Early Christians believed that resurrection was some sort of transformation, whilst SST Paul describes a ‘spiritual body. Hence, this idea of the afterlife will not be persuasive or coherent to non-believers, as they are based on scripture alone with no empirical evidence. Despite being a materialist and a monist, Hick attempted to maintain the ‘unity of body and soul’ in a psycho-physical unity, and still believed that life after death is coherent and logically possible, through the replica theory.

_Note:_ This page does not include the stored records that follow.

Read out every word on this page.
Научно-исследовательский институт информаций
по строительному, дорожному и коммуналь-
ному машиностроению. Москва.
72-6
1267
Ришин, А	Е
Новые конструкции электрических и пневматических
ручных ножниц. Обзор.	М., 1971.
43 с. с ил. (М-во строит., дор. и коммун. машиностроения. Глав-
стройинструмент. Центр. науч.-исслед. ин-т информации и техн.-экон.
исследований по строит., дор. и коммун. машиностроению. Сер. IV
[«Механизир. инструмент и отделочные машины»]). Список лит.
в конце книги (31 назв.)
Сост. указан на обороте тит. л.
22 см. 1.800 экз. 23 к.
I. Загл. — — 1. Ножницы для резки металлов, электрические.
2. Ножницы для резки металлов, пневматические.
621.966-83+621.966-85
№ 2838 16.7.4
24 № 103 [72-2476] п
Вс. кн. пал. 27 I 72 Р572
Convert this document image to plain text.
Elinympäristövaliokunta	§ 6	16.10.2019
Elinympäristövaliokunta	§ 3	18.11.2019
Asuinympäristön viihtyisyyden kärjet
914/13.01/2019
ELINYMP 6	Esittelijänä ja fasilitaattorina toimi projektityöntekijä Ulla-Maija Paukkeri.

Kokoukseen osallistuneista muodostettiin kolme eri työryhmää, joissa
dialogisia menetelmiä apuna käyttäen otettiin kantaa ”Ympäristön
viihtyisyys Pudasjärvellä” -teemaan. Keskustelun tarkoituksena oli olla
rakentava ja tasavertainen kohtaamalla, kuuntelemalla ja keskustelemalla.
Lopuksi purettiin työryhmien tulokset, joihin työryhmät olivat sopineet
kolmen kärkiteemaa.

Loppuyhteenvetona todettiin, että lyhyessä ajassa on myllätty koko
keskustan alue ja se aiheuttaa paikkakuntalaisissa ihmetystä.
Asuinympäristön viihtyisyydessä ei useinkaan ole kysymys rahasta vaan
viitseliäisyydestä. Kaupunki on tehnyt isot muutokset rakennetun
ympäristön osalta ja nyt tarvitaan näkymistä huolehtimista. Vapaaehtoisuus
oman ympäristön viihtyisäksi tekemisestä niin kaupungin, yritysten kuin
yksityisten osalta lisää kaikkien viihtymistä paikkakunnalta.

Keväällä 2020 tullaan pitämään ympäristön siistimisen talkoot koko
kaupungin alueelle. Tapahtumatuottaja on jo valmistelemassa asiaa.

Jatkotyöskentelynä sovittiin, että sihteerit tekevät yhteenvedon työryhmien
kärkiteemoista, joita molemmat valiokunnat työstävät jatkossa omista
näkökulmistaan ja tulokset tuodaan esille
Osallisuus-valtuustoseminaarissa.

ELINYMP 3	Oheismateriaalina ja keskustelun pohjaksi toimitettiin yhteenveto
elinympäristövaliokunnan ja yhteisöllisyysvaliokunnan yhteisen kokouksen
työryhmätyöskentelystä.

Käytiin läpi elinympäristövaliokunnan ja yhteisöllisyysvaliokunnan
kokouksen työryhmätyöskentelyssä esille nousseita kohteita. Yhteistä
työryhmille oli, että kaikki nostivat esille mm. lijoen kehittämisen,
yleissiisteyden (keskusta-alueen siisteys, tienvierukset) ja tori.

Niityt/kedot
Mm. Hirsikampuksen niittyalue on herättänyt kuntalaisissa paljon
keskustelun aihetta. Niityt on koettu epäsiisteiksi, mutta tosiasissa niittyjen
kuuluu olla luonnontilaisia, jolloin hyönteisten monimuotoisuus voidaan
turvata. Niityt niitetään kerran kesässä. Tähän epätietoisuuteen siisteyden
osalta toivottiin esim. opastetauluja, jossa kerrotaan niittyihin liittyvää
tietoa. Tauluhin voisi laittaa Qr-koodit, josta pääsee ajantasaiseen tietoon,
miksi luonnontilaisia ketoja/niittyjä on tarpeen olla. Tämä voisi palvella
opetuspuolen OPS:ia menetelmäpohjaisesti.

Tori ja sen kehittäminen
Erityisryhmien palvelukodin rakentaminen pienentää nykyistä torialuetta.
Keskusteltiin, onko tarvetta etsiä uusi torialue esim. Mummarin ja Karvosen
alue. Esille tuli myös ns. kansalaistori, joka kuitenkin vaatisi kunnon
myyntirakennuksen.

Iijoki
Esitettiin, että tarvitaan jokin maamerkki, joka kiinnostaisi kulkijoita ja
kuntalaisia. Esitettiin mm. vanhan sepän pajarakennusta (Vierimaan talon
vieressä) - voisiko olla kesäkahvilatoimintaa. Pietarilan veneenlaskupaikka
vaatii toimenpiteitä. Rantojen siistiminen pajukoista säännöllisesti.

This was a thought experience to defend his notion of bodily resurrection, to show that it is a divine action where an exact replica is created in a different place. He uses an analogy Of a man going missing in London and reappearing in New York, and that the replica of the original He distinguishes the difference tenet the person in the afterlife being a replica, and not a copy, as a copy suggests that the object can be infinitely reproduced. Replica implies that there is only one version.

Even though he uses the term ‘replica’, which in ordinary terms implies an exact copy or model, he specifically uses the quotation marks to imply that he uses the term in a different way – as he believes that the body is perfected by God, he also believes that there is only one copy of an individual. Hick uses the work ‘replica’ because he believes hat a person can only exist in one place and time, as our identities are unique. Hence, our replica is the real person, as part of being a human is having an individuality, which would be undermined if there were a multiple copies of ourselves in the afterlife.

Many would argue that the human body is the source of flaws and limitations, which would mean that the afterlife may be better off consisting of non-material souls, with the body being discarded as unimportant in comparison. This is called an disembodied existence, where the body is temporary and the soul is eternal. The philosophical view hat the soul/mind exists separately from the body is called dualism. Dualism is the belief that body and soul and the mind are separate entities.

Plato presents arguments for the immortality of the soul- the cyclical argument, which deems that everything comes into existence from its opposite (e. G. Awake and asleep, dead and alive), which makes the cycle of birth and death coherent; and the recollection argument, where Plato believed that the knowledge we acquire is not learned, but recollected or remembered from the realm of forms before coming into the body, using the example of a slave ay who has no education, but can grasp complex mathematical concepts.

The belief that we can survive without a body is also advocated by Richard Sinecure, as he draws a line between thoughts and actions, suggesting that consciousness can exist independently of the body. He also claims that surviving outside the body is a logical concept – because we can imagine it, it is possible (l know, I know). He also says that our use of language points to body and soul being separate; we say ‘l have a body’, not ‘l am a body’. However, Brian Davies criticizes Sinecure’s view as incoherent, because just cause we imagine something does not mean it is therefore possible.